The father of Croatian naive painting is Ivan Generalic. He was born in the town of Hlebine and died in 1992. His first public art exhibition was in 1931.

The arrival of the Hebrew month of Cheshvan brings with it the reading of parshas Noach, which details the destruction of the world in the Great Flood. The entire sequence of events of the flood is a stark reminder of the role humanity has of channeling all of creation to the service of G-d. In this Torah portion, the rainbow is established as a reminder that G-d promised never again to destroy the world by flood. When it appears it is a sign of both anger and restraint, that the world is being spared despite G-d's wrath.

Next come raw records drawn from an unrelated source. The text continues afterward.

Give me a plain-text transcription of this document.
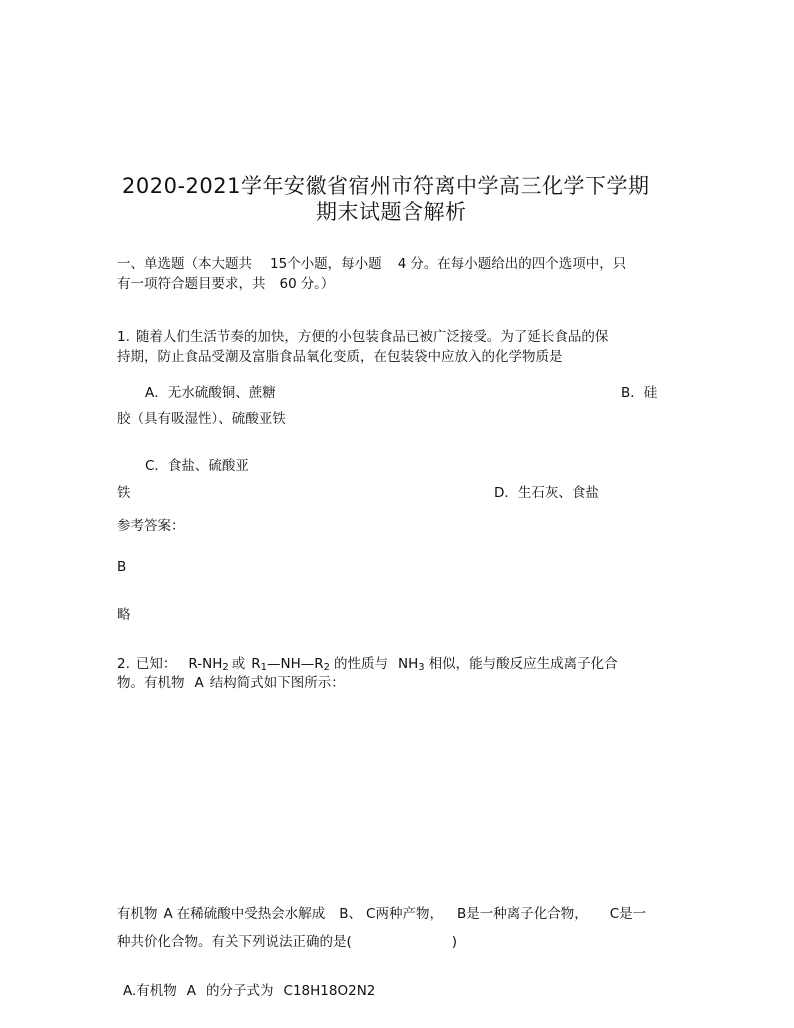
2020-2021学年安徽省宿州市符离中学高三化学下学期
期末试题含解析
一、单选题（本大题共 15个小题，每小题 4 分。在每小题给出的四个选项中，只
有一项符合题目要求，共 60 分。）
1. 随着人们生活节奏的加快，方便的小包装食品已被广泛接受。为了延长食品的保
持期，防止食品受潮及富脂食品氧化变质，在包装袋中应放入的化学物质是
A．无水硫酸铜、蔗糖	B．硅
胶（具有吸湿性）、硫酸亚铁
C．食盐、硫酸亚
铁	D．生石灰、食盐
参考答案：
B
略
2. 已知： R-NH2 或 R1—NH—R2 的性质与 NH3 相似，能与酸反应生成离子化合
物。有机物 A 结构简式如下图所示：
有机物 A 在稀硫酸中受热会水解成 B、 C两种产物， B是一种离子化合物， C是一
种共价化合物。有关下列说法正确的是(	)
A.有机物 A 的分子式为 C18H18O2N2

It is for this reason that I chose a painting by Ivan Generalic called "Flood". Although it is usually the spring thaw that brings flooding in the countryside, the horizon shares with late autumn and winter the feature of bare branches raised to heaven like arms in mute supplication.

I have also included two recordings of YU Grupa, a froup that was wildly popular before the breakup of Jugoslavia. Although my family connection is to Croatia, I have on more than one occasion discussed with people from other republics of the former Jugoslavia the music scene in that region before the breakup. Some of the groups actually outlived Jugoslavia, continuing to enjoy a unity among fans that transcends national boundaries, if only for the duration of a song.

This is an odd time of year in which my own cultural frame of reference reinforces the message and theme of the weekly Torah portion. I hope you, my readers enjoy both the music and the paintings with this posting.